LLM 缓存

语义缓存

`class SemanticCache(name='llmcache', distance_threshold=0.1, ttl=None, vectorizer=None, filterable_fields=None, redis_client=None, redis_url='redis://localhost:6379', connection_kwargs={}, overwrite=False, **kwargs)`

基地：BaseLLMCache

大型语言模型的语义缓存。

参数：
- name （str ， optional） – 语义缓存搜索索引的名称。默认为 “llmcache”。
- distance_threshold （float ， optional） – 的语义阈值缓存。默认值为 0.1。
- ttl （Optional [ int ] ， optional） – 缓存的记录的生存时间在 Redis 中。默认为 None。
- vectorizer （Optional [ BaseVectorizer ] ， optional） – 缓存的矢量化器。默认为 HFTextVectorizer。
- filterable_fields （Optional [ List [ Dict [ str ， Any ] ] ]） – RedisVL 字段的可选列表可用于使用过滤器自定义缓存检索。
- redis_client （Optional [ Redis ] ， optional） – 一个 redis 客户端连接实例。默认为 None。
- redis_url （str ， optional） – redis url。默认为 redis://localhost:6379。
- connection_kwargs （Dict [ str ， Any ]） – 连接参数对于 Redis 客户端。默认为空 {}。
- overwrite （bool） – 是否强制覆盖语义缓存索引。默认为 false。
提高：
- TypeError – 如果提供了无效的矢量化器。
- TypeError – 如果 TTL 值不是 int。
- ValueError – 如果阈值不介于 0 和 1 之间。
- ValueError – 如果现有架构与新架构不匹配，并且覆盖为 False。

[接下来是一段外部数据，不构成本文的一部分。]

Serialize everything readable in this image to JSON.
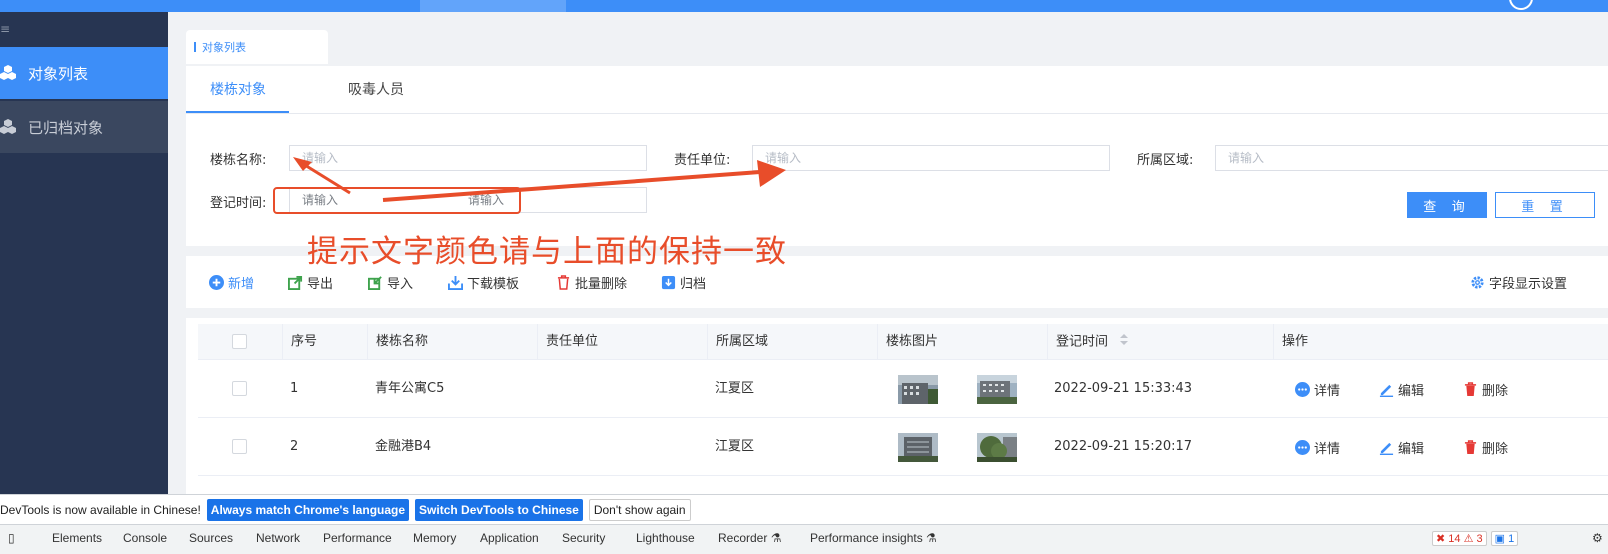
{
  "sidebar": {
    "items": [
      {
        "label": "对象列表",
        "icon": "cube-stack-icon",
        "active": true
      },
      {
        "label": "已归档对象",
        "icon": "cube-stack-icon",
        "active": false
      }
    ]
  },
  "breadcrumb": {
    "label": "对象列表"
  },
  "tabs": [
    {
      "label": "楼栋对象",
      "active": true
    },
    {
      "label": "吸毒人员",
      "active": false
    }
  ],
  "filters": {
    "building_name": {
      "label": "楼栋名称:",
      "placeholder": "请输入"
    },
    "responsible_unit": {
      "label": "责任单位:",
      "placeholder": "请输入"
    },
    "region": {
      "label": "所属区域:",
      "placeholder": "请输入"
    },
    "register_time": {
      "label": "登记时间:",
      "start_placeholder": "请输入",
      "end_placeholder": "请输入"
    },
    "query_label": "查 询",
    "reset_label": "重 置"
  },
  "annotation": {
    "text": "提示文字颜色请与上面的保持一致",
    "color": "#e84d2a"
  },
  "toolbar": {
    "add": "新增",
    "export": "导出",
    "import": "导入",
    "template": "下载模板",
    "batch_delete": "批量删除",
    "archive": "归档",
    "field_settings": "字段显示设置"
  },
  "table": {
    "columns": [
      "序号",
      "楼栋名称",
      "责任单位",
      "所属区域",
      "楼栋图片",
      "登记时间",
      "操作"
    ],
    "rows": [
      {
        "index": "1",
        "name": "青年公寓C5",
        "unit": "",
        "region": "江夏区",
        "time": "2022-09-21 15:33:43"
      },
      {
        "index": "2",
        "name": "金融港B4",
        "unit": "",
        "region": "江夏区",
        "time": "2022-09-21 15:20:17"
      }
    ],
    "actions": {
      "detail": "详情",
      "edit": "编辑",
      "delete": "删除"
    }
  },
  "devtools": {
    "banner_message": "DevTools is now available in Chinese!",
    "btn_match": "Always match Chrome's language",
    "btn_switch": "Switch DevTools to Chinese",
    "btn_dismiss": "Don't show again",
    "tabs": [
      "Elements",
      "Console",
      "Sources",
      "Network",
      "Performance",
      "Memory",
      "Application",
      "Security",
      "Lighthouse",
      "Recorder ⚗",
      "Performance insights ⚗"
    ],
    "errors": "14",
    "warnings": "3",
    "issues": "1"
  },
  "colors": {
    "accent": "#3d8ef8",
    "sidebar": "#273552",
    "danger": "#e84d2a",
    "delete_icon": "#e53935"
  }
}
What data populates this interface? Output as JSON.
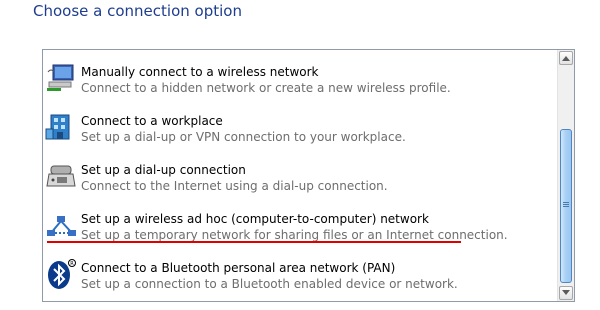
{
  "heading": "Choose a connection option",
  "options": [
    {
      "title": "Manually connect to a wireless network",
      "description": "Connect to a hidden network or create a new wireless profile.",
      "icon": "wireless-computer-icon"
    },
    {
      "title": "Connect to a workplace",
      "description": "Set up a dial-up or VPN connection to your workplace.",
      "icon": "workplace-building-icon"
    },
    {
      "title": "Set up a dial-up connection",
      "description": "Connect to the Internet using a dial-up connection.",
      "icon": "dialup-phone-icon"
    },
    {
      "title": "Set up a wireless ad hoc (computer-to-computer) network",
      "description": "Set up a temporary network for sharing files or an Internet connection.",
      "icon": "adhoc-network-icon"
    },
    {
      "title": "Connect to a Bluetooth personal area network (PAN)",
      "description": "Set up a connection to a Bluetooth enabled device or network.",
      "icon": "bluetooth-icon"
    }
  ],
  "colors": {
    "heading": "#1e3d8f",
    "annotation_underline": "#e00000",
    "description": "#6d6d6d"
  }
}
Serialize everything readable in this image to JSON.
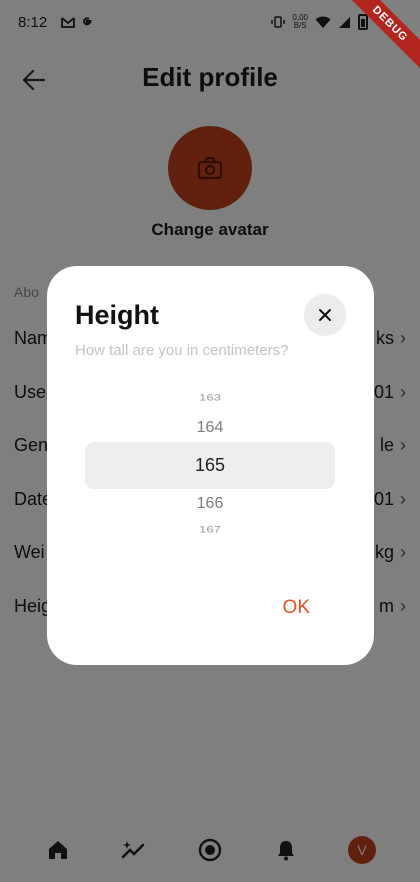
{
  "status_bar": {
    "time": "8:12",
    "net_speed_value": "0,00",
    "net_speed_unit": "B/S"
  },
  "debug_banner": "DEBUG",
  "header": {
    "title": "Edit profile",
    "back_icon": "arrow-left-icon"
  },
  "avatar": {
    "icon": "camera-icon",
    "label": "Change avatar",
    "color": "#c2421d"
  },
  "about": {
    "section_label": "Abo",
    "rows": [
      {
        "label": "Nam",
        "value": "ks"
      },
      {
        "label": "Use",
        "value": "01"
      },
      {
        "label": "Gen",
        "value": "le"
      },
      {
        "label": "Date",
        "value": "01"
      },
      {
        "label": "Wei",
        "value": "kg"
      },
      {
        "label": "Heig",
        "value": "m"
      }
    ]
  },
  "dialog": {
    "title": "Height",
    "subtitle": "How tall are you in centimeters?",
    "picker": {
      "items": [
        "163",
        "164",
        "165",
        "166",
        "167"
      ],
      "selected": "165"
    },
    "ok_label": "OK",
    "accent_color": "#e8501e"
  },
  "bottom_nav": {
    "items": [
      "home-icon",
      "sparkle-chart-icon",
      "record-icon",
      "bell-icon",
      "profile-avatar"
    ],
    "profile_initial": "V"
  }
}
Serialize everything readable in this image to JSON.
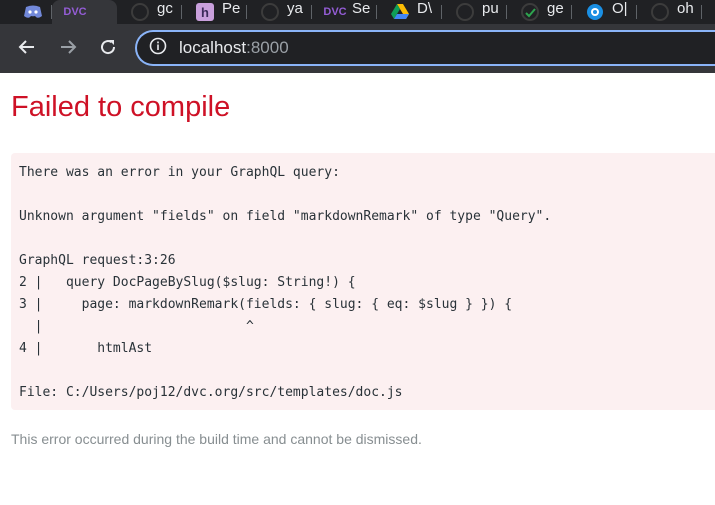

`async acheck(prompt=None, vector=None, num_results=1, return_fields=None, filter_expression=None, distance_threshold=None)`

异步检查语义缓存中是否有类似于指定提示的结果或 vector 的

此方法使用向量相似度搜索缓存，其中原始文本提示（转换为向量）或提供的向量输入。它检查语义相似的提示并获取缓存的 LLM 响应。

参数：
- prompt （Optional [ str ] ， optional） – 要在缓存。
- vector （Optional [ List [ float ] ] ， optional） - 向量表示形式的提示符中搜索。
- num_results （int ， optional） – 要返回的缓存结果的数量。默认值为 1。
- return_fields （Optional [ List [ str ] ] ， optional） – 要包含的字段在每个返回的结果中。如果为 None，则默认为 all available 字段中的字段。
- filter_expression （Optional [FilterExpression ]） – 可选的筛选条件表达式，可用于筛选缓存结果。默认为 None 和将搜索 Full 缓存。
- distance_threshold （Optional [ float ]） – 语义的阈值 vector distance 的 Vector Distance。
返回：

包含请求的

返回每个类似缓存响应的字段。
返回类型：列表[Dict[str， Any]]
提高：
- ValueError – 如果未指定提示或向量。
- ValueError – 如果 'vector' 的维度不正确。
- TypeError – 如果 return_fields 在提供时不是列表。

response = await cache.acheck(
    prompt="What is the captial city of France?"
)

`async adrop(ids=None, keys=None)`


Async expire specific entries from the cache by id or specific
Redis key.

Parameters:

ids (Optional [ str ]) – The document ID or IDs to remove from the cache.
keys (Optional [ str ]) – The Redis keys to remove from the cache.


Return type:
None

async astore(prompt, response, vector=None, metadata=None, filters=None, ttl=None)
Async stores the specified key-value pair in the cache along with metadata.

Parameters:

prompt (str) – The user prompt to cache.
response (str) – The LLM response to cache.
vector (Optional [ List [ float ] ] , optional) – The prompt vector to
cache. Defaults to None, and the prompt vector is generated on
demand.
metadata (Optional [ Dict [ str , Any ] ] , optional) – The optional metadata to cache
alongside the prompt and response. Defaults to None.
filters (Optional [ Dict [ str , Any ] ]) – The optional tag to assign to the cache entry.
Defaults to None.
ttl (Optional [ int ]) – The optional TTL override to use on this individual cache
entry. Defaults to the global TTL setting.


Returns:
The Redis key for the entries added to the semantic cache.
Return type:
str
Raises:

ValueError – If neither prompt nor vector is specified.
ValueError – if vector has incorrect dimensions.
TypeError – If provided metadata is not a dictionary.



key = await cache.astore(
    prompt="What is the captial city of France?",
    response="Paris",
    metadata={"city": "Paris", "country": "France"}
)
async aupdate(key, **kwargs)

Async update specific fields within an existing cache entry. If no fields
are passed, then only the document TTL is refreshed.

Parameters:
key (str) – the key of the document to update using kwargs.
Raises:

ValueError if an incorrect mapping is provided as a kwarg. –
TypeError if metadata is provided and not of type dict. –


Return type:
None

key = await cache.astore('this is a prompt', 'this is a response')
await cache.aupdate(
    key,
    metadata={"hit_count": 1, "model_name": "Llama-2-7b"}
)
check(prompt=None, vector=None, num_results=1, return_fields=None, filter_expression=None, distance_threshold=None)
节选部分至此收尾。